The Burt government is no different.
The closure of the Fairmont Southampton was not supposed to last the best part of three years, and the winding-down of the Covid-19 pandemic was not expected to kick off the worst bout of inflation in 40 years. Nor could Bermuda do anything about Russia invading Ukraine, which has compounded the increase in inflation and further dislocated all markets, but especially oil and food production.
Like it or not, the Government has to change and adapt to these problems. It cannot simply throw its hands up in the air or blame it on others. The buck stops with the Government.
In this case, the buck mainly stops with Mr Burt, who has decided to retain the finance portfolio after Curtis Dickinson’s resignation.
This is a bad idea on every level. The finance portfolio alone requires 100 per cent focus from its holder in the middle of the present financial crisis. But Mr Burt has decided to divide his attention between it and the office of the Premier. It is near impossible to be the chief executive officer and the chief financial officer of a medium-size company, but Mr Burt is trying to do it for a small country.
Every time he has to say no — and he will have to say it a lot — will be pinned on him. Every time prices rise or economic growth falls, he will be held accountable. And if a project such as the Fairmont Southampton falters, it will now be on him.
There was some hope that Mr Burt would retain the finance portfolio long enough to steer the Budget through Parliament, and then pass it on to one of his colleagues.
But Mr Burt decided against that. He gave the impression that he thought that not only was he the best person other than Mr Dickinson to do the job, but that he was the only person other than Mr Dickinson who could do it.

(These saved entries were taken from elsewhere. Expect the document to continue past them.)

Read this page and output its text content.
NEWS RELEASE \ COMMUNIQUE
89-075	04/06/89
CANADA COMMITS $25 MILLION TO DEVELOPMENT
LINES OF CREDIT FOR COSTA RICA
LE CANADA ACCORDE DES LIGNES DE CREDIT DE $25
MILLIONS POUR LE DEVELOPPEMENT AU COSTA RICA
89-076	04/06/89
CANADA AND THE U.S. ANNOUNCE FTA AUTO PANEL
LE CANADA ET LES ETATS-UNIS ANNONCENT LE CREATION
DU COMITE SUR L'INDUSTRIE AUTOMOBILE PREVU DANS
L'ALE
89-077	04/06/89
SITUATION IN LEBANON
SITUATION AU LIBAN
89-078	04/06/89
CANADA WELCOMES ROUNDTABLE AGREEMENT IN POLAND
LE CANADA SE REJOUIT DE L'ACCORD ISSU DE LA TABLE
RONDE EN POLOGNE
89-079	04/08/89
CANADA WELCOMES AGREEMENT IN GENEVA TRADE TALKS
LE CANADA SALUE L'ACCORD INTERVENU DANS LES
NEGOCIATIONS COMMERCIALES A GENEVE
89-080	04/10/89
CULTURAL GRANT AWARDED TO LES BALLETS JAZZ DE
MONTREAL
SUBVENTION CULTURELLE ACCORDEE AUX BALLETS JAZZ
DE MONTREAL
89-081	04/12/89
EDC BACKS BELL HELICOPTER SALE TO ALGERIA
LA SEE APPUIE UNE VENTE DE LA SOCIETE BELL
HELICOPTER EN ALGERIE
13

Having failed to explain why Ms Ming was not the right person to be national security minister, Mr Burt has now thrown the competence of his entire government into question. This is not to say that every PLP MP is capable of being finance minister, but to suggest that not one of the remaining 28 MPs is capable is not exactly a confidence-builder.
And confidence is something that Bermuda badly needs now. It needs its residents to be confident that the island can weather the economic and health storms that engulf it. It needs confidence that the Government has plans to reduce crime and to complete major reforms of health and education.
But that confidence will not come when the Premier makes clear he does not have confidence in his own MPs.